Saturday, February 6, 2010

Golden Oldie


The video below shows the fascinating and complex structuring of a sequence in the 1946 movie, “The Jolson Story.”


This may be the first movie I ever saw.


It is certainly the first one I remember.


And it had a profound effect on me.



To this day, I still have a VHS copy of the film, and the sequel, “Jolson Sings Again.”


The story has been made and remade a dozen times under various guises, beginning with the very first “talkie,” “The Jazz Singer,” starring Al Jolson himself.



“The Jazz Singer” has been remade first with Danny Thomas and then with Neil Diamond.



“Funny Girl,” although a bio of Fanny Brice, follows the same trajectory and themes – the great performer who lays so much out there on the stage for his/her love affair with the audience that he/she can’t possibly have a reasonable or successful personal life. Think Bette Davis – 75 different addresses and 4, I believe, husbands.

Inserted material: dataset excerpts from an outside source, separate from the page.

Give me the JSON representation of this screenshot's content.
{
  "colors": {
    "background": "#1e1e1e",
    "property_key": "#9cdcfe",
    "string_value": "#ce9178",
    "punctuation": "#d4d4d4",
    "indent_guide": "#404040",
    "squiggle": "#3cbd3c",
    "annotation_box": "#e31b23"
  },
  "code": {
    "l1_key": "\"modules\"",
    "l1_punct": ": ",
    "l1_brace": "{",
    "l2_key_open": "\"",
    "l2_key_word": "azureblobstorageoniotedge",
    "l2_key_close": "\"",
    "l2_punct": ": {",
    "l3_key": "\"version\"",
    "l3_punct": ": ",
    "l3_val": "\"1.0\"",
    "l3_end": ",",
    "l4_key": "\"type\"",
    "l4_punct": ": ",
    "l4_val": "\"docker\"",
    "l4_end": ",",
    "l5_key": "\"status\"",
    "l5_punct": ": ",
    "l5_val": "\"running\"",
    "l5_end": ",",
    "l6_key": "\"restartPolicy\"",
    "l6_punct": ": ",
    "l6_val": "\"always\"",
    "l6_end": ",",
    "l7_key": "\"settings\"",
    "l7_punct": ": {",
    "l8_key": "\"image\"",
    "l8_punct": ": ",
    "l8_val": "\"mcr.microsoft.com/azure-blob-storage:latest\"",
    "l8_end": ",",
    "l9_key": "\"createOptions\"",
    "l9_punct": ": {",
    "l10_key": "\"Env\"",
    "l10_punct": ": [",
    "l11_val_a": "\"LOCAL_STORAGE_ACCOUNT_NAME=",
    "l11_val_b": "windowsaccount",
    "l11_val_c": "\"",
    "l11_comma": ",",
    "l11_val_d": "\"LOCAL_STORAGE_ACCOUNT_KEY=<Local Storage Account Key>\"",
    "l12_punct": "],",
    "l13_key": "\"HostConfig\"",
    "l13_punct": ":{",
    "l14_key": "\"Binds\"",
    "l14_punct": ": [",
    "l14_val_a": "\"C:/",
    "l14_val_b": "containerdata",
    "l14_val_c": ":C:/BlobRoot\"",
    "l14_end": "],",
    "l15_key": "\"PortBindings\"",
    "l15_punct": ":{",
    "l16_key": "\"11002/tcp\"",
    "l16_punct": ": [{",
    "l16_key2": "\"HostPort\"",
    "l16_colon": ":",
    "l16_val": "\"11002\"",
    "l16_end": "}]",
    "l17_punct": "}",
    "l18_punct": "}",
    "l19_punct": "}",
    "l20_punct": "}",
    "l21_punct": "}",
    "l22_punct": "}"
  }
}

In the movie below, Larry Parks is playing Jolson, who, of course recorded all the music tracks.


Jolson was such an egotist that he wanted to play the part himself.


He was dissuaded, but you can see him from a distance – shot from the theatre balcony – in the “Swanee River” number later in the film.


Larry Parks was nominated for Best Actor, but lost to Fredrick March for his role in “The Best Years of our Lives.”


Parks’ career was destroyed shortly thereafter by the McCarthy hearings. He survived by doing Broadway and live theatre around the country.


We didn’t really see him again in the movies until 1962 in “Freud.”